Under the LGSF Special Provisions, the GEF will be used as financial assistance to the identified poor, disadvantaged, and lagging LGUs pursuant to the implementation of EO No. 138 (s. 2021) and its implementing rules and regulations (IRR) under DBM National Budget Circular No. 587 (s. 2022).
According to the CPBRD, each barangay cleared by the NTF-ELCAC will be allocated a maximum of P20 million for such projects as farm-to-market roads, school buildings, water and sanitation systems, health stations, electrification, agricultural and livelihood trainings/projects, and assistance to indigent families or individuals.
Meanwhile, FALGU will support the implementation of agriculture-related programs and projects, ICT systems and infrastructure development, construction, maintenance and/or rehabilitation of green open spaces, infrastructure for active mobility, and footpaths and walkways, and DRRM-related programs and projects.
Other purposes of the SPFs are for the following: (1) Interest Payment, P582.3 billion; (2) Pension and Gratuity Fund (PGF), P272.9 billion, and (3) BSGC, P224.5 billion.
Interest Payment has the second biggest allocation which increased by P69.7 billion or 13.6 percent in 2023.
The PGF posted the highest budgetary increment (nominal) amounting to P89 billion. Around 51.7 percent of total PGF will be used to pay for pensions of the military and uniformed personnel or MUPs (P128.7 billion), veterans (P10.9 billion) and civilian personnel (P1.6 billion).
Government Owned and Controlled Corporations get over P224 billion.
The CPBRD notes that the proposed SPF for BSGC amounting to P224.5 billion is about 7.3 percent higher than in 2022, but lower than the 2021 level of P243.7 billon.
The think-tank said relatively bigger allocations can be traced to the following: (1) PhilHealth (P100.2 billion), for the insurance premium contributions of indigents, senior citizens, unemployed PWDs, and beneficiaries of the PAMANA Program; and, (2) National Irrigation Authority, P40.8 billion.
While the government proposes to allocate P28.7 billion for Net Lending in 2023, it also provides under Unprogrammed Appropriations an amount of P20.7 billion for the conversion of NG advances (for the servicing of GOCC loans) into subsidies.
The CPBRD said this writing off of GOCC payables to NG (through conversion of advances into subsidies) should be carefully monitored considering its implications on NG’s own cash position.
Meanwhile, the proposed Miscellaneous Personnel Benefits Fund (MPBF) amounts to P89 billion in 2023, or about 221.2 percent higher than this year's, largely due to the increase in the Funding Requirements for Staffing Modifications and Upgrading of Salaries which has a budget allocation of P65.3 billion.

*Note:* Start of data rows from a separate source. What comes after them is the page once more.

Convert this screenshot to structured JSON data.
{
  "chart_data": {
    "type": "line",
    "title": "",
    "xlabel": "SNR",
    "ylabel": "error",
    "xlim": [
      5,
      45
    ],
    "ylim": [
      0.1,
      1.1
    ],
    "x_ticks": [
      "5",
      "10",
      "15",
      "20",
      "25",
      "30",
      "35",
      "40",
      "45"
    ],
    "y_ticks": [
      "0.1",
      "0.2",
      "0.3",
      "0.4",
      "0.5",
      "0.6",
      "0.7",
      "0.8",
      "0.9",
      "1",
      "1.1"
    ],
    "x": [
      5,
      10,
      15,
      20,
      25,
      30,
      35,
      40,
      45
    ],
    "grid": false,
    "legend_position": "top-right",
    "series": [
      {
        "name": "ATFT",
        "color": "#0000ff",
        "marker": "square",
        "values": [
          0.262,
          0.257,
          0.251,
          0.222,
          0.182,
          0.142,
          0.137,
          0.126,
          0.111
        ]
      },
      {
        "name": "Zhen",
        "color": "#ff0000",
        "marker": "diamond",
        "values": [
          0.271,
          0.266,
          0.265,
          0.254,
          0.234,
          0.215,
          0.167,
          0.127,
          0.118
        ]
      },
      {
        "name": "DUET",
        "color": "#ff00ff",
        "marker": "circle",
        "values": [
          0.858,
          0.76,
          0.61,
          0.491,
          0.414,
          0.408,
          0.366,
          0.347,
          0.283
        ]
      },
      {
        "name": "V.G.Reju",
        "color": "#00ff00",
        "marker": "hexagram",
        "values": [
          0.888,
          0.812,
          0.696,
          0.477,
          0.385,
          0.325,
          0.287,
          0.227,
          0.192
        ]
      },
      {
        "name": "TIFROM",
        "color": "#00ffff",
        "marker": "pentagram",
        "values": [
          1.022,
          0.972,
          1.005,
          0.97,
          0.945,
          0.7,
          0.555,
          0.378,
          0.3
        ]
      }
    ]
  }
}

SPFs cover expenditures for specific purposes for which the recipient departments/agencies have not yet been identified during budget preparation. These will be available for allocation to departments/agencies in addition to their built-in appropriations, curing budget execution, pursuant to special conditions.
Unprogrammed SPFs are provided to cover deficiencies, subject to availability of excess/unexpected inflow of revenues or financing sources. Unprogrammed Appropriations provide standby authority to incur additional obligations for priority programs when there are excess revenue collections, new revenue collections or loans.